Thanks to the advocacy from those in Ireland and further afield, the situation has improved. The efforts of Abortion Support Network have laid the groundwork for a level of accessibility previously unthinkable. Marie Stopes has dragged the national debate out of the anti-abortion absolutism that it previously took as a premise. Amnesty International has honed in on this flagrant abuse of human rights and is campaigning for a change in the law. All this work is beginning to yield results. Sinn Féin, a considerable political force all over Ireland, have begun to support termination in cases of fatal foetal abnormality. Yet there remain strong reservations about abortion policies that seek to set up a dichotomy between the good and bad abortion, ignoring the wider narrative of choice. Mara Clarke asks instead – “It’s a huge job being a parent. Why isn’t that the moral choice?” It will be a huge task still to shift the terms of debate to a fundamental question of full reproductive choice.
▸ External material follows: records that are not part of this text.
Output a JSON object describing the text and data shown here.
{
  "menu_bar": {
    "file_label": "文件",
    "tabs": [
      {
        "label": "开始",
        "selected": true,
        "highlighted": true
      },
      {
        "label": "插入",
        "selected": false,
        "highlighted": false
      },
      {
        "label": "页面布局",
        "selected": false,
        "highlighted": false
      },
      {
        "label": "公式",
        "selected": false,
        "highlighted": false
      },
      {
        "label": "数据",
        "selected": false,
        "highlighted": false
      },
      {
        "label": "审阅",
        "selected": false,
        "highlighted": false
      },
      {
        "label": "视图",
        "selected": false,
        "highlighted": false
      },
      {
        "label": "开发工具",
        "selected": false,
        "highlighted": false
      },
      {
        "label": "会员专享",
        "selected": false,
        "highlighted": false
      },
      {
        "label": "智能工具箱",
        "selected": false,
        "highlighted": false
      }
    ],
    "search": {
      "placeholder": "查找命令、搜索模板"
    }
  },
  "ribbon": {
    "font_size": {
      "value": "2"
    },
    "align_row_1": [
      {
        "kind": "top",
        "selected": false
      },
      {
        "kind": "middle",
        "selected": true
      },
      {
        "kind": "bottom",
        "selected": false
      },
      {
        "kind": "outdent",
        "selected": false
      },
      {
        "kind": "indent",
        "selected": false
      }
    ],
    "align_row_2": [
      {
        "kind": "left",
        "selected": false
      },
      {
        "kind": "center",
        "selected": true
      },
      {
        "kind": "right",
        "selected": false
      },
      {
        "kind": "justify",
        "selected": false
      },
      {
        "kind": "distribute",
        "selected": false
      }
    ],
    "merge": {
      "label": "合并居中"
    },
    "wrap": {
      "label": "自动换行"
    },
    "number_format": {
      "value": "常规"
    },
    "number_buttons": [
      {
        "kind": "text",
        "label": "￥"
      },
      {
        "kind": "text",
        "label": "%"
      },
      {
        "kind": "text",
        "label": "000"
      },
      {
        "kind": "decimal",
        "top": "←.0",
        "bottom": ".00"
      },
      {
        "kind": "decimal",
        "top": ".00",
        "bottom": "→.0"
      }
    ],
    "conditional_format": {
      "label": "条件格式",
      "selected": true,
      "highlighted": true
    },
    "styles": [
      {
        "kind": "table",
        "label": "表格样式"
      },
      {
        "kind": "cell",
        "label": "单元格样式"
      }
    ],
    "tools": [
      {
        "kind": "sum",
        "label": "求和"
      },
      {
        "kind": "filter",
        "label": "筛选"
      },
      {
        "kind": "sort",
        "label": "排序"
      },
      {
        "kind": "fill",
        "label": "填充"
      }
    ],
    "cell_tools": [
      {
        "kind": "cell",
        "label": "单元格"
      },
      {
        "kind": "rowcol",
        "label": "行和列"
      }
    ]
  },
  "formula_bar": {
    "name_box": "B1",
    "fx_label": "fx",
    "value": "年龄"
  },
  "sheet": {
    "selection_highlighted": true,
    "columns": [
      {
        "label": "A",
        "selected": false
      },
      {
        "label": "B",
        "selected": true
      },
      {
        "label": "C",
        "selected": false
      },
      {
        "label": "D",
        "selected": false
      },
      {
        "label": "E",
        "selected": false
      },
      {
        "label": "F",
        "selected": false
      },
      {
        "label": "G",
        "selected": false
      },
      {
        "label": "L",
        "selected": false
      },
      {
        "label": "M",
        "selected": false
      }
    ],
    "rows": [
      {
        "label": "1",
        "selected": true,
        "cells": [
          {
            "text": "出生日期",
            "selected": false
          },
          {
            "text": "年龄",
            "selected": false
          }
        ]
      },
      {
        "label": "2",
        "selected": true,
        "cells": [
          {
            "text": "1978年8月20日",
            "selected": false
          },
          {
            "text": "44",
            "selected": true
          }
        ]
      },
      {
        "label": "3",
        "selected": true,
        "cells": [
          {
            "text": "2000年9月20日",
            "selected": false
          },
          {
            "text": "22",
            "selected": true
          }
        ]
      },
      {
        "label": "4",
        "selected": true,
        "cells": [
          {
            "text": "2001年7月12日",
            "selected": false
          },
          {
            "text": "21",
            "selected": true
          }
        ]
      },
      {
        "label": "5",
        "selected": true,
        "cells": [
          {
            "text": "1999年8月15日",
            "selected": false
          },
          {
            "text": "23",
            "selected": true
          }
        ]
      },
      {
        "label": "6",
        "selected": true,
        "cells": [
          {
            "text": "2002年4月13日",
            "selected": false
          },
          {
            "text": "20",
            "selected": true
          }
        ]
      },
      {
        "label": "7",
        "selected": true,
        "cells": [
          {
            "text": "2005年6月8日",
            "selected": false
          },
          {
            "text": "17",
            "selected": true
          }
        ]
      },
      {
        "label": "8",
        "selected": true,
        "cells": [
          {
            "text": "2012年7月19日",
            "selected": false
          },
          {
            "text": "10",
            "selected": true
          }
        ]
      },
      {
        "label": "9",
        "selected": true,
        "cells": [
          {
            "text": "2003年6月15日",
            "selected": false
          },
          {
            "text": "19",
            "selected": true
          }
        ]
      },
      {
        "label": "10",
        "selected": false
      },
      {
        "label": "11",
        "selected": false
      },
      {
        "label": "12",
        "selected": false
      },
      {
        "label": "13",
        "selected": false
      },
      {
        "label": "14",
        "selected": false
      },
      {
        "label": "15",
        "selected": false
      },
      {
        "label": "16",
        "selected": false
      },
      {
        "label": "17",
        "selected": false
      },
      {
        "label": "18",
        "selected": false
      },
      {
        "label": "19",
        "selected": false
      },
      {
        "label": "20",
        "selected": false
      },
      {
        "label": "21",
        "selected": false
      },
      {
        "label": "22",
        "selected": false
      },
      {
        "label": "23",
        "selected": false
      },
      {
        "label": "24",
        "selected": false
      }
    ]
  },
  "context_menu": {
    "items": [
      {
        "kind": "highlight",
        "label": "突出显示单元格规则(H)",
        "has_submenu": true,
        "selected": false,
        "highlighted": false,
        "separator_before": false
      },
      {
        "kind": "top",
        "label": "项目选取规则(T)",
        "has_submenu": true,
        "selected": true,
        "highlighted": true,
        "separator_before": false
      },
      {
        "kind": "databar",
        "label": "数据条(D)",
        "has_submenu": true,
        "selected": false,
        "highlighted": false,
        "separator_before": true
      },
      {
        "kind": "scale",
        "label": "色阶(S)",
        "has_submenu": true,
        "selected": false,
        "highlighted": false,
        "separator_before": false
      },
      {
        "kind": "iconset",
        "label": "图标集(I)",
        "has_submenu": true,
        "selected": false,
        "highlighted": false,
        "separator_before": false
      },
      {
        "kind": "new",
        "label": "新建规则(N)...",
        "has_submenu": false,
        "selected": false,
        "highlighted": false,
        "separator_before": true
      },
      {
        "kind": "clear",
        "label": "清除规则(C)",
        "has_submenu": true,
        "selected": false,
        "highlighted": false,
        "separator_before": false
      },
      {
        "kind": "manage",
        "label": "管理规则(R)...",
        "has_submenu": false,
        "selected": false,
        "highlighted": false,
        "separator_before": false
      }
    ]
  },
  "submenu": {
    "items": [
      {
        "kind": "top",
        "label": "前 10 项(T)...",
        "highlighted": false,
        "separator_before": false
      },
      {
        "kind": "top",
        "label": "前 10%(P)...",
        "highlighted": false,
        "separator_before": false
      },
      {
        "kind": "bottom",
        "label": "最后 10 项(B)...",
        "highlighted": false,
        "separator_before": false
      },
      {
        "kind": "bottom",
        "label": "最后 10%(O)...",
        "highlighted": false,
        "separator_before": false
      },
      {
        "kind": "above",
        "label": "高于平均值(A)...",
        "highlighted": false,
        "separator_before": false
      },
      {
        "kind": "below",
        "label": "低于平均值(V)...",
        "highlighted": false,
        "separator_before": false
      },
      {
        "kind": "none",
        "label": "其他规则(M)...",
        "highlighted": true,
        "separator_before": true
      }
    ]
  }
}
The crucial step is to remove the duty of care from dedicated volunteers and advocates, and make it the responsibility of a state that for too long has ignored the voices of its most vulnerable. Purvis describes herself as “not only a healthcare professional, but also as someone who’s able to provide that voice for women.” In the face of abuse and adversity, her work of and the work of many others have forced this state into taking the first steps in confronting its own brutality. But Bailey tells me bluntly, “I’m not optimistic at all. It is a fight far from won, and the greatest shame is that, all the while, people will suffer.”